I first made use of Graticule and acts_as_geocodable last July when I was putting together the Activity Centre Directory for Fat Face. I considered using the (often recommended) YM4R plugin but it offered too much functionality as I only wanted a geocoder and intended to roll my own Google Maps code. I’ve since used Graticule and acts_as_geocodable with the Google Maps geocoding API in a number of projects and think it’s great.
Although Rails includes a number of validation helpers there are some that you’d really expect to be part of a web development framework that are strangely missing. Email address validation is one omission that seems particularly strange given that most websites are likely to involve user input of email addresses at some stage.
A couple of years ago I wrote a validation class for a site coded in PHP that checked both the format of the address (using a regular expression) and that the DNS entries (MX or A records) existed for the domain and it really helped to cut down on the number of incorrect email addresses entered by users.
I wanted something similar for Rails and after a little bit of searching came across the validates_email_veracity_of plugin by Carsten Nielsen at Rails.Savvica. It’s a grand name for a grand plugin: I especially like the addition of a white list so that time isn’t wasted checking DNS records for known domains, such as googlemail.com or yahoo.com.
Another notable absence from the standard Rails validators is handled by Josh Susser’s validates_existence plugin. Newcomers to Rails often mistakenly believe that
validates_presence_of will check the existence of an associated record but be warned: they don’t.
Josh’s plugin does involve an extra SQL query in order to determine if an object’s record exists, which you should remember when you’re tweaking your application’s performance, but it does add an extra layer of protection from your users doing something stupid.
Rick Olsen’s attachment_fu plugin provides powerful yet easy to use support for file uploads and image processing. I’ve not used the Amazon S3 or database storage options but have used both the RMagick and ImageScience image processors with good results.
An excellent starting point for using attachment_fu is Mike Clark’s File Upload Fu blog entry which tells you pretty much all you need to know to get going. My only real complaint with attachment_fu is that its validation error messages leave a lot to be desired (
Size is not in list anyone?) but luckily Toolman Tim has a solution that I’ve found to work very nicely.

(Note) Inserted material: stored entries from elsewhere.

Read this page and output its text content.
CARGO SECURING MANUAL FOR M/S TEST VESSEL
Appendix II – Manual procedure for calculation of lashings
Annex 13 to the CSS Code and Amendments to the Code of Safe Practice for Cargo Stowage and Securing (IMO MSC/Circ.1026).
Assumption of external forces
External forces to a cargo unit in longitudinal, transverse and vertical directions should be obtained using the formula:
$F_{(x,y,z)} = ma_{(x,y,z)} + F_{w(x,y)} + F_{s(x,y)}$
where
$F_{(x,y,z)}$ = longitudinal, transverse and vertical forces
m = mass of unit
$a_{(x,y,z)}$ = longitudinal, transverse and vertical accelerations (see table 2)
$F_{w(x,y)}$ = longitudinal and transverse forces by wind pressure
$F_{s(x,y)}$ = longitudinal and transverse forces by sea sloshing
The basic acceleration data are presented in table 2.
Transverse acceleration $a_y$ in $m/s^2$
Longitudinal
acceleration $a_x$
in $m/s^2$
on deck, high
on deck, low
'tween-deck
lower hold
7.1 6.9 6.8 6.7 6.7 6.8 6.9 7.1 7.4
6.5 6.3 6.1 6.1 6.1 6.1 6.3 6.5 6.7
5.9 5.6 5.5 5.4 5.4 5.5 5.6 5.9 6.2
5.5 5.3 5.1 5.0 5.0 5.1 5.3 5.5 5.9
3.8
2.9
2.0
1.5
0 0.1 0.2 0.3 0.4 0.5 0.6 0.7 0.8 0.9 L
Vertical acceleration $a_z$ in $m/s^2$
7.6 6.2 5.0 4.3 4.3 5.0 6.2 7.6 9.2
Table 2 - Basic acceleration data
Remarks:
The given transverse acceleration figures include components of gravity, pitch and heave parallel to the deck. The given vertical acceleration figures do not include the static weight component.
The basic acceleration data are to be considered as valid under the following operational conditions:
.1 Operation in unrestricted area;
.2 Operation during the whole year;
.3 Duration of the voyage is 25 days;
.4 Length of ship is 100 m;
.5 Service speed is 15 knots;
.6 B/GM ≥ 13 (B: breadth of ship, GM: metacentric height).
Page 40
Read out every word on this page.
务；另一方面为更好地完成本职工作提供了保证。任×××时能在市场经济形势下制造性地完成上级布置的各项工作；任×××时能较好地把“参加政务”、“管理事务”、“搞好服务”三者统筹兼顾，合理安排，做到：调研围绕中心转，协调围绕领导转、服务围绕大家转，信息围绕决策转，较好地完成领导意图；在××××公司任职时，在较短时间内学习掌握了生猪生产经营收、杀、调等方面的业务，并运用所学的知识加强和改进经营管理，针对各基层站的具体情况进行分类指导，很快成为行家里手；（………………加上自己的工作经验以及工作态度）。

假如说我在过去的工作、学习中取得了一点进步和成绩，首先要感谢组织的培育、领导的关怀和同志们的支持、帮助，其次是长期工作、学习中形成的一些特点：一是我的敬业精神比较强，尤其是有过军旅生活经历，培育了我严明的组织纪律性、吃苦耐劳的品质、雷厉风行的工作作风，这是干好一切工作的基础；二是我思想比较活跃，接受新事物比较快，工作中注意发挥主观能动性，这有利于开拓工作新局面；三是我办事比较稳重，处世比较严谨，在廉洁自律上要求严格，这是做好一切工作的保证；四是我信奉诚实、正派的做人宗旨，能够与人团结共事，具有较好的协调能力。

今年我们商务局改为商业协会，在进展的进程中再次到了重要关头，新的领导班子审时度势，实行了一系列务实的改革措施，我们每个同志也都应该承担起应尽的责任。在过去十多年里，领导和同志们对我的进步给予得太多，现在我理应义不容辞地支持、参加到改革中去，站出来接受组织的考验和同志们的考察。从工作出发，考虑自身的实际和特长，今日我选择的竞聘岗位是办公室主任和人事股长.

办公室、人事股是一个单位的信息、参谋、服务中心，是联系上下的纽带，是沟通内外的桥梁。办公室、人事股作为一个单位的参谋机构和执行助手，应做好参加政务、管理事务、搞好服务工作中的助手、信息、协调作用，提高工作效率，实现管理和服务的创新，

The final plugin I was going to mention was TzTime that, in conjunction with the TZInfo Timezone plugin and TZInfo gem, gives Rails a better shot at handling time zones (though it is a bit worrying that it takes two plugins and a gem to do so).
However I discovered today while mooching through the Rails trac that the future for Rails time zones is looking a little brighter thanks to the addition of the TimeWithZone class into the Rails core. If you’re just starting a new Rails application that needs to be time zone aware then it is probably worth running on edge to take advantage of this new class rather than having to mess around too much with plugins. If you do decide to use TzTime then be warned that the ActiveRecord helpers aren’t that helpful: you’ll probably want to apply some of these patches to make things work more reliably.